If it wasn’t—his firm jaw tightened as he pushed aside the thought he wouldn’t permit himself to contemplate such a possibility.

‘I’m just being c-cautious.’ Erin strove to hide her terror, but it was a struggle.

‘You want this baby a lot, don’t you?’

‘Yes, I do.’ She wanted this baby with a ferocity that she had not imagined she was capable of. She might not be able to have the man, but the baby was hers.

He reached out tentatively towards her stomach and then drew back. ‘Are you still in pain?’

‘A little,’ she admitted. ‘I think I must have caught my side on the bottom step.’

Francesco looked at the sharp edge and cursed under his breath. When he turned back to Erin she was dabbing the tip of her tongue to the beads of sweat along her upper lip. He had no doubt at all she was playing down her symptoms for his benefit.

‘You will make them save my baby, won’t you, Francesco, if I’m out of it for any reason?’

Francesco, pale under his tan, closed his eyes. ‘You won’t be out of it,’ he told her hoarsely.

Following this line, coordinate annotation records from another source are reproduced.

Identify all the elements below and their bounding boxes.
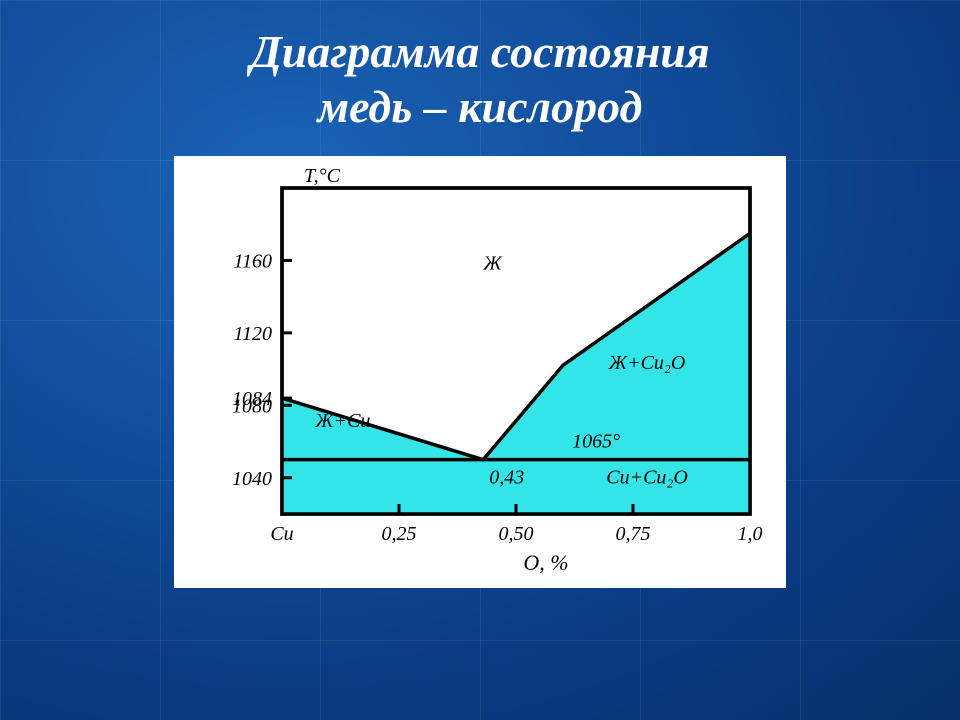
svg-text:T,°C: T,°C bbox=[304, 165, 341, 187]
svg-text:Cu+Cu₂O: Cu+Cu₂O bbox=[606, 467, 688, 489]
svg-text:1040: 1040 bbox=[232, 468, 272, 490]
svg-text:O, %: O, % bbox=[523, 550, 568, 575]
svg-text:Ж+Cu₂O: Ж+Cu₂O bbox=[608, 352, 686, 374]
title-line-2: медь – кислород bbox=[0, 79, 960, 134]
svg-text:Ж+Cu: Ж+Cu bbox=[314, 410, 370, 432]
svg-text:0,75: 0,75 bbox=[616, 523, 651, 545]
chart-panel: 10401080108411201160T,°CCu0,250,500,751,… bbox=[174, 156, 786, 588]
svg-text:Ж: Ж bbox=[482, 253, 503, 275]
svg-text:1084: 1084 bbox=[232, 388, 272, 410]
svg-text:Cu: Cu bbox=[270, 523, 293, 545]
svg-text:0,25: 0,25 bbox=[382, 523, 417, 545]
svg-text:1065°: 1065° bbox=[572, 431, 620, 453]
svg-text:1160: 1160 bbox=[233, 250, 272, 272]
phase-diagram: 10401080108411201160T,°CCu0,250,500,751,… bbox=[174, 156, 786, 588]
slide-title: Диаграмма состояния медь – кислород bbox=[0, 24, 960, 134]
svg-text:1,0: 1,0 bbox=[738, 523, 763, 545]
svg-text:0,50: 0,50 bbox=[499, 523, 534, 545]
title-line-1: Диаграмма состояния bbox=[0, 24, 960, 79]
svg-text:1120: 1120 bbox=[233, 323, 272, 345]
svg-text:0,43: 0,43 bbox=[489, 467, 524, 489]
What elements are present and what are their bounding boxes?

‘But just in case,’ she persisted.

‘I will do everything that is necessary.’
To keep you safe and well,
he added silently.

The ambulance arrived a few minutes later. Francesco watched, feeling increasingly useless as they loaded Erin into the back of the ambulance. Before getting in himself, Francesco babbled a brief explanation to a shocked and concerned Sam and Valentina who had appeared.

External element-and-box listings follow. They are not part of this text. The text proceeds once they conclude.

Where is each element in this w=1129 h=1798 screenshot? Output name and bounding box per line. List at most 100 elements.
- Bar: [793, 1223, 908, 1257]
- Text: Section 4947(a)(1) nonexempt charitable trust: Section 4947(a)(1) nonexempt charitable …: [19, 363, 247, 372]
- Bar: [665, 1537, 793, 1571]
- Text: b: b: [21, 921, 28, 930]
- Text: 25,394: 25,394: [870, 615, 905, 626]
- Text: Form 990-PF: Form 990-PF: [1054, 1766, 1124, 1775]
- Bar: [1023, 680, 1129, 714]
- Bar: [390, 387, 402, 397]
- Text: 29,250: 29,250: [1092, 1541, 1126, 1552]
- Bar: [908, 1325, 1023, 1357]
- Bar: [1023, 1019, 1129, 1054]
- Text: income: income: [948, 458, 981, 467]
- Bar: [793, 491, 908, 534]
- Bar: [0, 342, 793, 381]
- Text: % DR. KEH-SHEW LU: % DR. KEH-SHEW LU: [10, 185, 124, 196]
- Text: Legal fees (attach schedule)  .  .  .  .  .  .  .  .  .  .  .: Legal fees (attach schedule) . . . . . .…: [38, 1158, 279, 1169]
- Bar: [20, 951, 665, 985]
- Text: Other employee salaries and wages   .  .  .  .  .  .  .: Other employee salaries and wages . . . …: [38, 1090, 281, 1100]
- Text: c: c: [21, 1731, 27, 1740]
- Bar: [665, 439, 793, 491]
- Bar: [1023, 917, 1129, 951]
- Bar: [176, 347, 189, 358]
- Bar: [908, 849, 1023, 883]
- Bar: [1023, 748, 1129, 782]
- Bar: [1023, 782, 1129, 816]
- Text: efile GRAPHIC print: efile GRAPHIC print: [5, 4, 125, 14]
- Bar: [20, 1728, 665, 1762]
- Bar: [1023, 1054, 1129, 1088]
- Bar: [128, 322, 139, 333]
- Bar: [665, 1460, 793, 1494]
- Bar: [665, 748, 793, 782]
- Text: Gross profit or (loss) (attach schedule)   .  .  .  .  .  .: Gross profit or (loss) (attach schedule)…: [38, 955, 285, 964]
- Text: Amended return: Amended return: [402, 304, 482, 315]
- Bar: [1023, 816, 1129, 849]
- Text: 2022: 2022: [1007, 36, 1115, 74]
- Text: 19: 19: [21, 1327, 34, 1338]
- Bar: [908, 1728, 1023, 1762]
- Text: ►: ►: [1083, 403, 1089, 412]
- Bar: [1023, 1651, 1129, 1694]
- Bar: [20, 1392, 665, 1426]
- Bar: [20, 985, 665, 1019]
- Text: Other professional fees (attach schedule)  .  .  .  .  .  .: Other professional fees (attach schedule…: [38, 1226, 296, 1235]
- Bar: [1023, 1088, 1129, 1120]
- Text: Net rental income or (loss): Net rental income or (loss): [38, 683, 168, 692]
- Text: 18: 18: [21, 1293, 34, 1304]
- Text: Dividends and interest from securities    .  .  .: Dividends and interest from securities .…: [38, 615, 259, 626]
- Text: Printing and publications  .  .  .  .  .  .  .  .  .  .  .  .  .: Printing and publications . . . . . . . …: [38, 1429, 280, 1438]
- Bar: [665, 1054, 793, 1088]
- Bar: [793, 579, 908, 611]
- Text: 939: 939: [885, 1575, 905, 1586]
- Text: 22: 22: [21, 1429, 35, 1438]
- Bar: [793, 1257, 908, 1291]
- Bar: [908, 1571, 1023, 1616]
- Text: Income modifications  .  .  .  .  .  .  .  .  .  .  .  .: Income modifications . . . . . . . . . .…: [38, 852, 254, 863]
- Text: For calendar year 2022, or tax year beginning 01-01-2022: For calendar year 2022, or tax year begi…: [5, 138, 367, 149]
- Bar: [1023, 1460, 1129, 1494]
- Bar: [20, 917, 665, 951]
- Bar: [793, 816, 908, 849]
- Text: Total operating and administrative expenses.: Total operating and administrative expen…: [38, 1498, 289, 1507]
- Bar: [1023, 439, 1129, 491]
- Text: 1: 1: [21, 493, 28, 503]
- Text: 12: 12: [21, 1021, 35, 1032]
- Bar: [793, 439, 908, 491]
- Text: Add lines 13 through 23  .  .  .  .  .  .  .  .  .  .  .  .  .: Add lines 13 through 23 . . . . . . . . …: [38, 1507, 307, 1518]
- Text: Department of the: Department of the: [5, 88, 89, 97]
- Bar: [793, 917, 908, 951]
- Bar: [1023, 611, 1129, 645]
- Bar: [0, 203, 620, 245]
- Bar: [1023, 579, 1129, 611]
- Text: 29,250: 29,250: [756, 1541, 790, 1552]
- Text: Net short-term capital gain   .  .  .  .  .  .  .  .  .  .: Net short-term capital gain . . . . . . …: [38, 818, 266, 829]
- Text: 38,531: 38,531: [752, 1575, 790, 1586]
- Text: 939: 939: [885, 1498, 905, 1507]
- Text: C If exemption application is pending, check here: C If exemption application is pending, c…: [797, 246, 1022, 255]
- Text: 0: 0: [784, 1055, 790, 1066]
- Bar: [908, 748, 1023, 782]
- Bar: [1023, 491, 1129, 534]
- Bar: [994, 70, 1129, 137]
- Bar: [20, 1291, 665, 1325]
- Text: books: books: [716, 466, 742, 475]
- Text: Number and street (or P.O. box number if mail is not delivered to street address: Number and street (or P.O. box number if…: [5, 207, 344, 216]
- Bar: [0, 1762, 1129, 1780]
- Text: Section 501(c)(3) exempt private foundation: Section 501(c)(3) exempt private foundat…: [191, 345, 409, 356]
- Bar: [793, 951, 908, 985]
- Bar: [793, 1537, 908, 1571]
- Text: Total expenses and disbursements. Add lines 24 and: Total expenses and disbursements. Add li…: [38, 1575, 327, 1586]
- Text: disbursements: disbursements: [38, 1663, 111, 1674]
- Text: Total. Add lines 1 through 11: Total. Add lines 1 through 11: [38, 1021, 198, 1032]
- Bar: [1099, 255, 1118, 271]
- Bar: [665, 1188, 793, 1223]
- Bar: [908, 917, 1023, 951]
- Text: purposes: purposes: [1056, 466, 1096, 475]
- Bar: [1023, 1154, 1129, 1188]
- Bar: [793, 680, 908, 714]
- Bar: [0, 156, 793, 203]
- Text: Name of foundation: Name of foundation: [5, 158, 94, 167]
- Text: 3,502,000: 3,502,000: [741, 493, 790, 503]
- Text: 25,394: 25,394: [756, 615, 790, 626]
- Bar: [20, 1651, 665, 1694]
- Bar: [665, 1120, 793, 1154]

The presence at Erin’s side of a paramedic who monitored her condition meant he couldn’t even hold her hand. Once they reached the hospital casualty department the situation got, if anything, more frustrating. She was whisked away immediately, while they expected him to be content with a promise from a harassed-looking doctor that they would tell him as soon as they knew anything.

Francesco was not content.

He was expressing his discontent to an officious and most obstructive person whose name badge identified him as some sort of administrator when a doctor older than the one who had spoken to him earlier approached.

‘Mr Romanelli, is it?’

Francesco took the hand extended to him.

‘James Ross.’

‘What is happening to my wife?’ The conspiracy of silence was driving him crazy. Did these people not appreciate that with no information it was natural to assume the worst? ‘I need to be with her.’

The doctor gave a soothing smile. ‘And you shall be,’ he promised. ‘Come with me—we’ll go somewhere a little more private.’

Wasn’t that what they said in medical dramas before they broke bad news?

Francesco refused tea, refused a seat, and explained that the only thing he was interested in was information concerning his wife’s well-being.

‘Yes, well, I’m afraid that your wife has some internal bleeding.’

He looked understanding as Francesco, deathly pale beneath his naturally vibrant colouring, sank into the chair he had just rejected.

Francesco had felt like this only once before. On that occasion he could remember thinking that a man could only endure this sort of pain once. Yet here he was alive and feeling as if someone had pushed their hand into his chest and ripped out his heart.

‘That is bad?’

‘Well, any surgical intervention carries a risk.’

The breath left Francesco’s body in a long shuddering sigh. ‘You mean you can do something?’

‘Good Lord, yes! I’m sorry I wasn’t clear.’

Francesco suspected it was his mental acuity and not the doctor’s communication skills that were at fault.

‘Hopefully we will be able to perform the procedure via a laparoscope—no need, you understand, for an incision? That is the method of choice, but there are no guarantees. Depending on what we find, we might have to go in.

‘Your wife is very concerned about what the operation will mean for the baby, but I have made it quite plain to her that there is really no option.’

‘The baby is all right—alive?'Amazement swept over him. ‘I assumed when you said …’

‘No, your baby is doing very well, and there is no reason that it should not survive the surgery without taking any harm. Though again, and I emphasise this, there are no guarantees.’

‘But it has a fighting chance?’ If anything happened to the baby, Erin would never forgive him—he would never forgive himself!

‘Absolutely. Now would you like to see your wife?’

Francesco leapt to his feet. ‘I would.’

The doctor spoke into an intercom and a nurse appeared. ‘Would you take Mr Romanelli to his private room to see his wife?’